Non versa quote, giornalista Gulisano fuori dall’albo «Dovevo decidere se usare quei soldi per la spesa»

«Non verso le quote all’Ordine dei giornalisti del Lazio dal 2016. Perché? Dovevo decidere se usare quei soldi per fare la spesa». Sebastiano Gulisano si è reso conto da solo di non essere più presente nell’albo dei giornalisti professionisti, a cui era iscritto dal 2001 dopo avere superato l’esame di Stato. Lo ha fatto quasi per caso, incuriosito dopo le ultime dichiarazioni di Vittorio Feltri sui problemi di salute dello scrittore Andrea Camilleri. «Ho visto che sia lui che Renato Farina, che ha collaborato con i servizi segreti, ne fanno parte. Poi ho inserito le mie credenziali sul sito internet e ho scoperto di essere stato escluso». Le motivazioni Gulisano le conosce: fanno riferimento al mancato versamento delle quote annuali e all’aggiornamento richiesto con i corsi di formazione. «Quando non hai i soldi l’ultimo tuo pensiero è quello di pagare le quote annuali e devo dire che da un lato mi aspettavo questo finale».

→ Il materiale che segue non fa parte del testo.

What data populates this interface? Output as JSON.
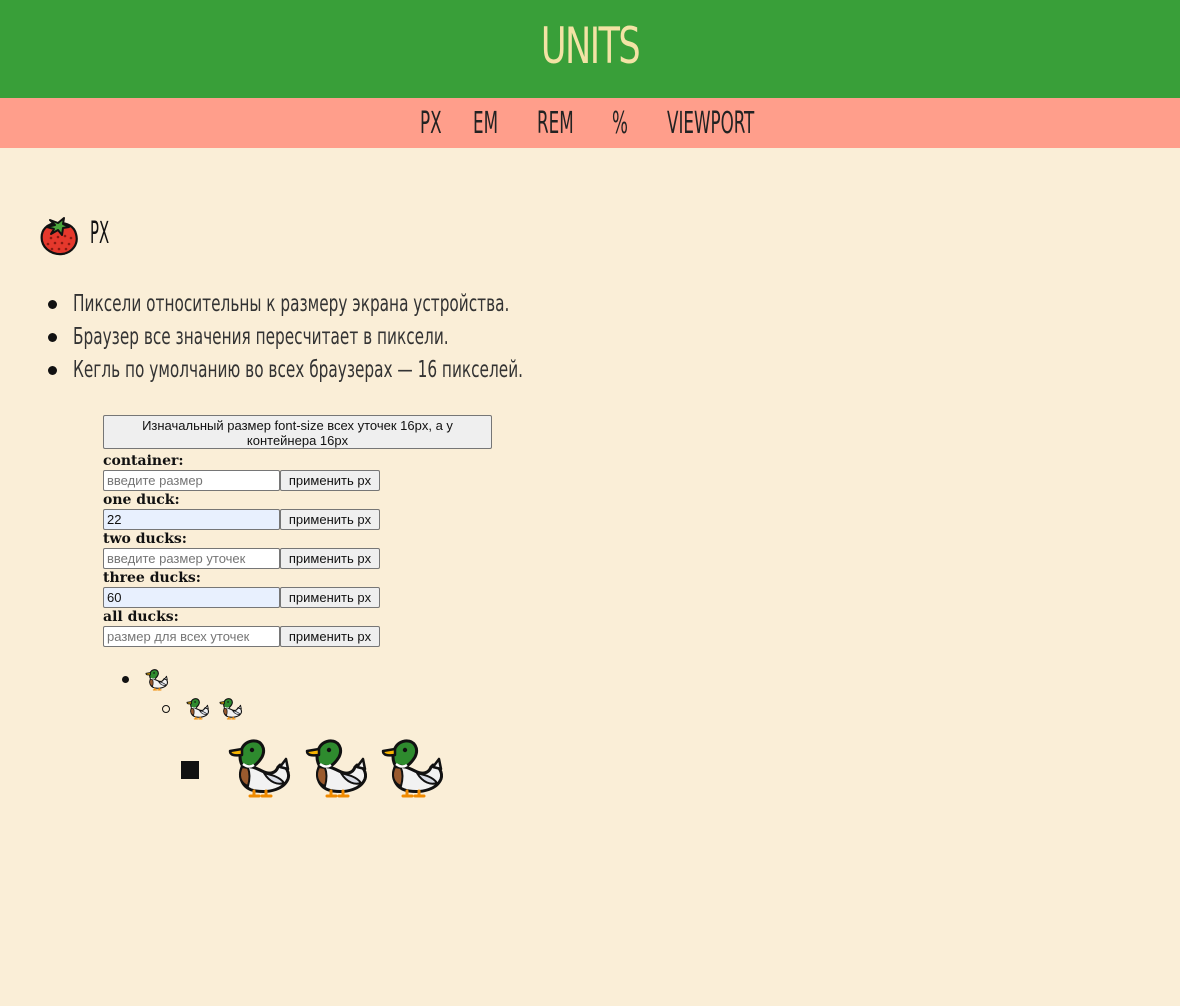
{
  "header": {
    "title": "UNITS",
    "background": "#399f39",
    "title_color": "#f3e3a5"
  },
  "nav": {
    "background": "#ff9e8b",
    "links": [
      {
        "label": "PX"
      },
      {
        "label": "EM"
      },
      {
        "label": "REM"
      },
      {
        "label": "%"
      },
      {
        "label": "VIEWPORT"
      }
    ]
  },
  "section": {
    "icon": "strawberry-icon",
    "title": "PX",
    "facts": [
      "Пиксели относительны к размеру экрана устройства.",
      "Браузер все значения пересчитает в пиксели.",
      "Кегль по умолчанию во всех браузерах — 16 пикселей."
    ]
  },
  "controls": {
    "info_button": "Изначальный размер font-size всех уточек 16px, а у контейнера 16px",
    "button_label": "применить px",
    "fields": [
      {
        "label": "container:",
        "value": "",
        "placeholder": "введите размер"
      },
      {
        "label": "one duck:",
        "value": "22",
        "placeholder": ""
      },
      {
        "label": "two ducks:",
        "value": "",
        "placeholder": "введите размер уточек"
      },
      {
        "label": "three ducks:",
        "value": "60",
        "placeholder": ""
      },
      {
        "label": "all ducks:",
        "value": "",
        "placeholder": "размер для всех уточек"
      }
    ]
  },
  "ducks": {
    "icon": "duck-icon",
    "levels": [
      {
        "bullet": "disc",
        "count": 1
      },
      {
        "bullet": "circle",
        "count": 2
      },
      {
        "bullet": "square",
        "count": 3
      }
    ]
  }
}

Attorno a questa vicenda però sta montando una rete di solidarietà nei confronti del cronista originario di Riposto. Anche perché Gulisano per trent’anni ha lavorato in prima linea. Iniziando nel 1984 subito dopo l’omicidio di Pippo Fava. Proprio I Siciliani sono stati la sua prima palestra: «Sono partito con i fumetti ma poi la mia esperienza è passata al settore delle inchieste su malaffare, politica, mafia e banche». Uno dei lavori a cui tiene maggiormente è quello firmato a quattro mani con Gianfranco Faillaci nel 1989, all’epoca per il settimanale d’informazione Avvenimenti. «Ci siamo occupati dell’appalto per il centro fieristico Le Ciminiere al viale Africa di Catania – racconta a MeridioNews – In quei lavori si annidava il rapporto tra colletti bianchi, magistrati e Cosa nostra. Ricordo che dopo il nostro articolo successe il finimondo con Michele Santoro che dedico uno spazio pure nella trasmissione Samarcanda. Abbiamo rischiato di destabilizzare un sistema su cui vigeva il massimo silenzio».

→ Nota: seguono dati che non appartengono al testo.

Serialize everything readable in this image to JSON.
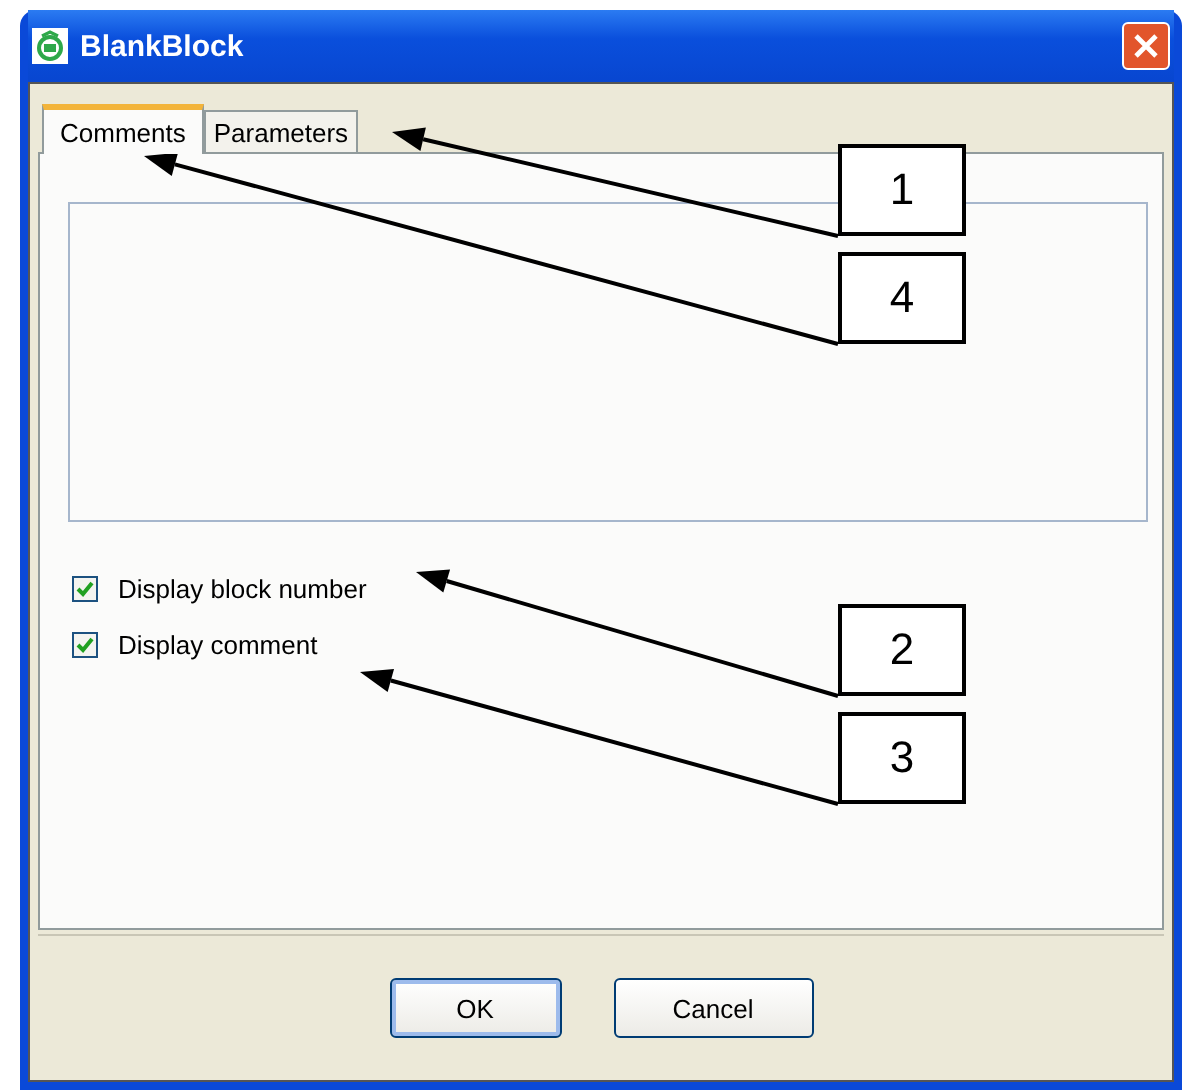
{
  "window": {
    "title": "BlankBlock"
  },
  "tabs": [
    {
      "label": "Comments",
      "selected": true
    },
    {
      "label": "Parameters",
      "selected": false
    }
  ],
  "options": [
    {
      "label": "Display block number",
      "checked": true
    },
    {
      "label": "Display comment",
      "checked": true
    }
  ],
  "buttons": [
    "OK",
    "Cancel"
  ],
  "callouts": [
    {
      "label": "1"
    },
    {
      "label": "4"
    },
    {
      "label": "2"
    },
    {
      "label": "3"
    }
  ]
}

Così oggi a schierarsi accanto a Gulisano, nonostante sia lui stesso a ripetere a più riprese «di non volere diventare un caso», sono arrivati subito il giornalista Riccardo Orioles, la redazione de I Siciliani giovani e il movimento No Muos. Sulla piattaforma online Change è stata anche inserita anche una lettera appello all’ordine dei giornalisti del Lazio. «In un mondo dell’informazione serio e civile Sebastiano Gulisano sarebbe docente dei corsi di aggiornamento riservati ai giornalisti – si legge nel documento – magari insegnando giornalismo investigativo e storia dell’antimafia». Di fatto il giornalista non lavora con continuità in una redazione da circa 13 anni, ovvero «da quando mi sono dimesso dalla seconda stagione di Avvenimenti»».

Terminata la disoccupazione non è mai arrivata una proposta concreta. «Anche perché io mi sono limitato a inviare il mio curriculum e non ho mai telefonato a qualcuno per farmi aprire qualche porta», racconta. Tra una lunga parentesi a Roma, il ritorno nell’Isola e, di recente, la morte del fratello Nino all’ospedale di Acireale (c’è in corso un processo che procede molto lentamente), la vita di Gulisano è stata intrisa di giornalismo. «Ho condiviso il lavoro con Claudio Fava a cui facevo da collaboratore e nella Capitale sono rimasto dal 1992 al 2013. Poi ho iniziato a fare il nomade, vivendo grazia all’aiuto di compagni e amici, ma la mia residenza è sempre rimasta a Roma». Motivo per cui Gulisano, oggi di base in Sicilia, di fatto non ha mai avuto tra le mani una comunicazione ufficiale da parte dell’Ordine. «Oltre alle mie questioni economiche – conclude – ci sono quelle organizzative. L’Ordine è stato trasformato dai politici e i cronisti sono diventati dei burocrati che battono le mani durante i convegni per ricevere i crediti. Si tratta di una vera e propria vergogna legislativa».